Martha Hall Findlay, ex-députée libérale en Ontario et maintenant chercheur à l'Université d'Alberta, vient de tirer la première salve dans le débat d'idées pour la course à la chefferie du Parti libéral fédéral en publiant une étude[1] concluant que le système de gestion de l'offre des produits laitiers et de volaille nuit non seulement aux consommateurs canadiens, et surtout aux plus démunis, mais aussi aux agriculteurs canadiens. Car l'enjeu des discussions sur un partenariat Trans-Pacifique est bien celui-là : pour y participer et avoir accès à de nouveaux marchés d'exportation bénéficiant aux 210 000 éleveurs de boeuf et de porc et producteurs de blé canadiens, il faudra graduellement cesser de protéger les 15 000 fermes laitières et éleveurs de poulet.

Ces conclusions ne sont pas nouvelles. Mais l'aspect novateur de l'analyse de Mme Findlay provient de sa conclusion que même si les conservateurs avaient annoncé la fin de ces béquilles agricoles avant les élections, ils auraient quand même gagné une majorité à la Chambre des communes vu l'influence électorale déclinante des agriculteurs qui profitent du système par rapport à celle des entrepreneurs agricoles qui bénéficieraient d'une libéralisation des marchés.

Le Québec n'est pas de reste pour ce qui est d'acheter le vote agricole. L'assurance stabilisation des revenus agricoles (ASRA) a versé 7 milliards de compensations de 1997 à 2009.  Le coût du programme a été en croissance ininterrompue depuis sa création (sauf en 2010) et la part des coûts assumés par le gouvernement du Québec au financement de l'ASRA a explosé depuis lors. D'ailleurs, le gouvernement libéral s'est engagé à verser 630 millions par année à La Financière agricole pour maintenir ouverts les robinets de cet organisme subventionnaire.

Malgré ce que les lobbies voudraient nous laisser croire, l'ASRA n'est pas un programme « d'assurance ». Selon le Ministère, pour plusieurs productions, l'aide offerte est structurelle, autrement dit qu'elle n'est pas liée à une crise conjoncturelle passagère.

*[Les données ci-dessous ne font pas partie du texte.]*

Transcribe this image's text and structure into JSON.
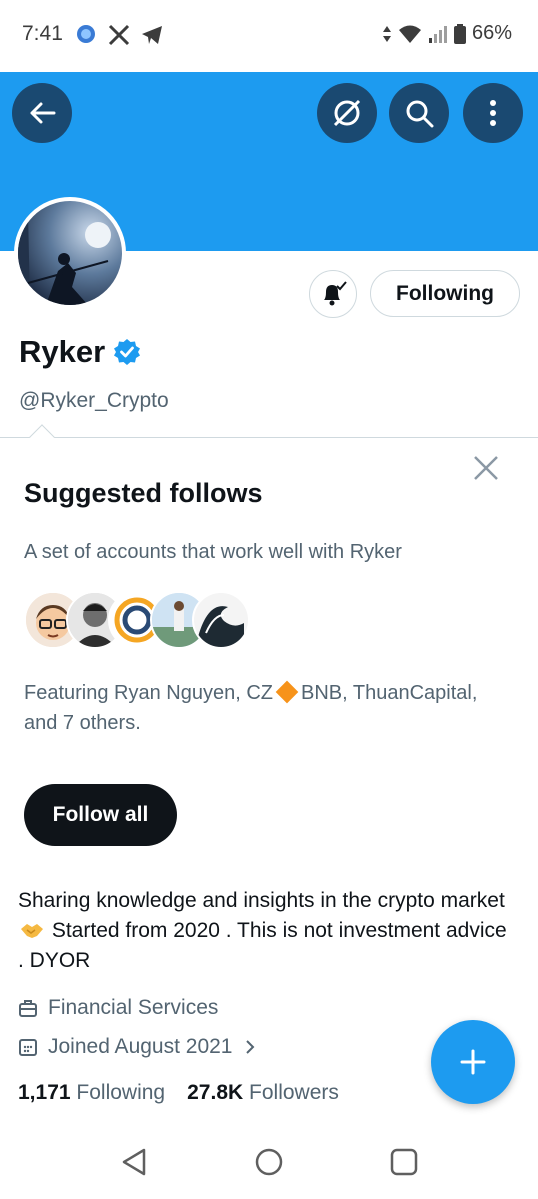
{
  "status_bar": {
    "time": "7:41",
    "battery": "66%",
    "icons": [
      "app-dot-icon",
      "x-logo-icon",
      "telegram-icon",
      "data-arrows-icon",
      "wifi-icon",
      "signal-icon",
      "battery-icon"
    ]
  },
  "header": {
    "banner_color": "#1d9bf0",
    "button_color": "#1a4971",
    "icons": [
      "back-arrow-icon",
      "grok-icon",
      "search-icon",
      "more-vertical-icon"
    ]
  },
  "profile": {
    "name": "Ryker",
    "verified": true,
    "handle": "@Ryker_Crypto",
    "following_button": "Following",
    "bio_part1": "Sharing knowledge and insights in the crypto market",
    "bio_part2": "Started from 2020 . This is not investment advice . DYOR",
    "category": "Financial Services",
    "joined": "Joined August 2021",
    "following_count": "1,171",
    "following_label": "Following",
    "followers_count": "27.8K",
    "followers_label": "Followers"
  },
  "suggested": {
    "title": "Suggested follows",
    "subtitle": "A set of accounts that work well with Ryker",
    "featuring_prefix": "Featuring Ryan Nguyen, CZ",
    "featuring_suffix": "BNB, ThuanCapital, and 7 others.",
    "follow_all": "Follow all"
  },
  "colors": {
    "accent": "#1d9bf0",
    "text_primary": "#0f1419",
    "text_secondary": "#536471",
    "border": "#cfd9de"
  },
  "nav": {
    "icons": [
      "back-triangle-icon",
      "home-circle-icon",
      "recents-square-icon"
    ]
  }
}
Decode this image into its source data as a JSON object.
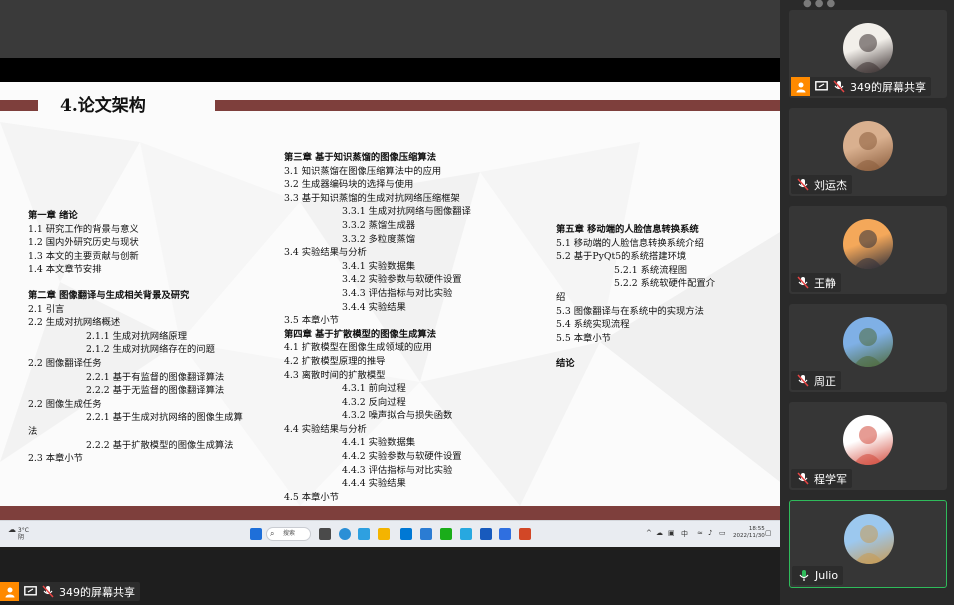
{
  "slide": {
    "title": "4.论文架构",
    "col1": [
      {
        "text": "第一章 绪论",
        "type": "h"
      },
      {
        "text": "1.1 研究工作的背景与意义",
        "type": "n"
      },
      {
        "text": "1.2 国内外研究历史与现状",
        "type": "n"
      },
      {
        "text": "1.3 本文的主要贡献与创新",
        "type": "n"
      },
      {
        "text": "1.4 本文章节安排",
        "type": "n"
      },
      {
        "text": "",
        "type": "gap"
      },
      {
        "text": "第二章 图像翻译与生成相关背景及研究",
        "type": "h"
      },
      {
        "text": "2.1 引言",
        "type": "n"
      },
      {
        "text": "2.2 生成对抗网络概述",
        "type": "n"
      },
      {
        "text": "2.1.1 生成对抗网络原理",
        "type": "i"
      },
      {
        "text": "2.1.2 生成对抗网络存在的问题",
        "type": "i"
      },
      {
        "text": "2.2 图像翻译任务",
        "type": "n"
      },
      {
        "text": "2.2.1 基于有监督的图像翻译算法",
        "type": "i"
      },
      {
        "text": "2.2.2 基于无监督的图像翻译算法",
        "type": "i"
      },
      {
        "text": "2.2 图像生成任务",
        "type": "n"
      },
      {
        "text": "2.2.1 基于生成对抗网络的图像生成算",
        "type": "i"
      },
      {
        "text": "法",
        "type": "n"
      },
      {
        "text": "2.2.2 基于扩散模型的图像生成算法",
        "type": "i"
      },
      {
        "text": "2.3 本章小节",
        "type": "n"
      }
    ],
    "col2": [
      {
        "text": "第三章 基于知识蒸馏的图像压缩算法",
        "type": "h"
      },
      {
        "text": "3.1 知识蒸馏在图像压缩算法中的应用",
        "type": "n"
      },
      {
        "text": "3.2 生成器编码块的选择与使用",
        "type": "n"
      },
      {
        "text": "3.3 基于知识蒸馏的生成对抗网络压缩框架",
        "type": "n"
      },
      {
        "text": "3.3.1 生成对抗网络与图像翻译",
        "type": "i"
      },
      {
        "text": "3.3.2 蒸馏生成器",
        "type": "i"
      },
      {
        "text": "3.3.2 多粒度蒸馏",
        "type": "i"
      },
      {
        "text": "3.4 实验结果与分析",
        "type": "n"
      },
      {
        "text": "3.4.1 实验数据集",
        "type": "i"
      },
      {
        "text": "3.4.2 实验参数与软硬件设置",
        "type": "i"
      },
      {
        "text": "3.4.3 评估指标与对比实验",
        "type": "i"
      },
      {
        "text": "3.4.4 实验结果",
        "type": "i"
      },
      {
        "text": "3.5 本章小节",
        "type": "n"
      },
      {
        "text": "第四章 基于扩散模型的图像生成算法",
        "type": "h"
      },
      {
        "text": "4.1 扩散模型在图像生成领域的应用",
        "type": "n"
      },
      {
        "text": "4.2 扩散模型原理的推导",
        "type": "n"
      },
      {
        "text": "4.3 离散时间的扩散模型",
        "type": "n"
      },
      {
        "text": "4.3.1 前向过程",
        "type": "i"
      },
      {
        "text": "4.3.2 反向过程",
        "type": "i"
      },
      {
        "text": "4.3.2 噪声拟合与损失函数",
        "type": "i"
      },
      {
        "text": "4.4 实验结果与分析",
        "type": "n"
      },
      {
        "text": "4.4.1 实验数据集",
        "type": "i"
      },
      {
        "text": "4.4.2 实验参数与软硬件设置",
        "type": "i"
      },
      {
        "text": "4.4.3 评估指标与对比实验",
        "type": "i"
      },
      {
        "text": "4.4.4 实验结果",
        "type": "i"
      },
      {
        "text": "4.5 本章小节",
        "type": "n"
      }
    ],
    "col3": [
      {
        "text": "第五章 移动端的人脸信息转换系统",
        "type": "h"
      },
      {
        "text": "5.1 移动端的人脸信息转换系统介绍",
        "type": "n"
      },
      {
        "text": "5.2 基于PyQt5的系统搭建环境",
        "type": "n"
      },
      {
        "text": "5.2.1 系统流程图",
        "type": "i"
      },
      {
        "text": "5.2.2 系统软硬件配置介",
        "type": "i"
      },
      {
        "text": "绍",
        "type": "n"
      },
      {
        "text": "5.3 图像翻译与在系统中的实现方法",
        "type": "n"
      },
      {
        "text": "5.4 系统实现流程",
        "type": "n"
      },
      {
        "text": "5.5 本章小节",
        "type": "n"
      },
      {
        "text": "",
        "type": "gap"
      },
      {
        "text": "结论",
        "type": "h"
      }
    ]
  },
  "taskbar": {
    "weather_temp": "3°C",
    "weather_desc": "阴",
    "search_label": "搜索",
    "tray_up": "^",
    "ime": "中",
    "clock_time": "18:55",
    "clock_date": "2022/11/30"
  },
  "sharer": {
    "label": "349的屏幕共享"
  },
  "participants": [
    {
      "name": "349的屏幕共享",
      "sharing": true,
      "active": false,
      "avatar_colors": [
        "#f2efea",
        "#3a3030"
      ]
    },
    {
      "name": "刘运杰",
      "sharing": false,
      "active": false,
      "avatar_colors": [
        "#d9b08f",
        "#8a5c3c"
      ]
    },
    {
      "name": "王静",
      "sharing": false,
      "active": false,
      "avatar_colors": [
        "#f4a85a",
        "#2b2d3a"
      ]
    },
    {
      "name": "周正",
      "sharing": false,
      "active": false,
      "avatar_colors": [
        "#7fb0e6",
        "#4f6a3a"
      ]
    },
    {
      "name": "程学军",
      "sharing": false,
      "active": false,
      "avatar_colors": [
        "#ffffff",
        "#d24a3c"
      ]
    },
    {
      "name": "Julio",
      "sharing": false,
      "active": true,
      "avatar_colors": [
        "#9cc8ef",
        "#c89a52"
      ]
    }
  ],
  "colors": {
    "accent_band": "#7e3f3c",
    "orange": "#ff8a00",
    "mic_on": "#2fbb5b",
    "mic_muted": "#e84545"
  }
}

Et ce sont souvent les gros producteurs qui s'accaparent le plus gros des paiements « d'assurance ». Par exemple, en 2008, la Financière agricole a versé 568 millions aux producteurs de porc, dont 99 millions aux 5 plus gros producteurs!  Les ventes de porc québécois à l'étranger ont rapporté 1,13 milliard en 2011, en hausse de 22,4% par rapport à l'année précédente, mais les producteurs ont quand même reçu 153 millions en « assurance ». Pourquoi les contribuables de classe moyenne devraient-ils subventionner le porc mangé par les Japonais, les Américains et les Russes, les trois principaux marchés d'exportation du porc du Québec?

Après avoir courageusement libéré les agriculteurs du joug de la Commission canadienne du blé, il est temps pour les conservateurs d'enlever les menottes de la grande majorité des agriculteurs et des éleveurs pour qu'ils puissent exporter à travers le monde.  Il s'agirait d'une politique payante, tant au niveau économique qu'électoral. Le gouvernement québécois devrait s'inspirer du leadership de M. Harper pour libérer pareillement nos entrepreneurs agricoles et leur ouvrir plus d'occasions de croissance.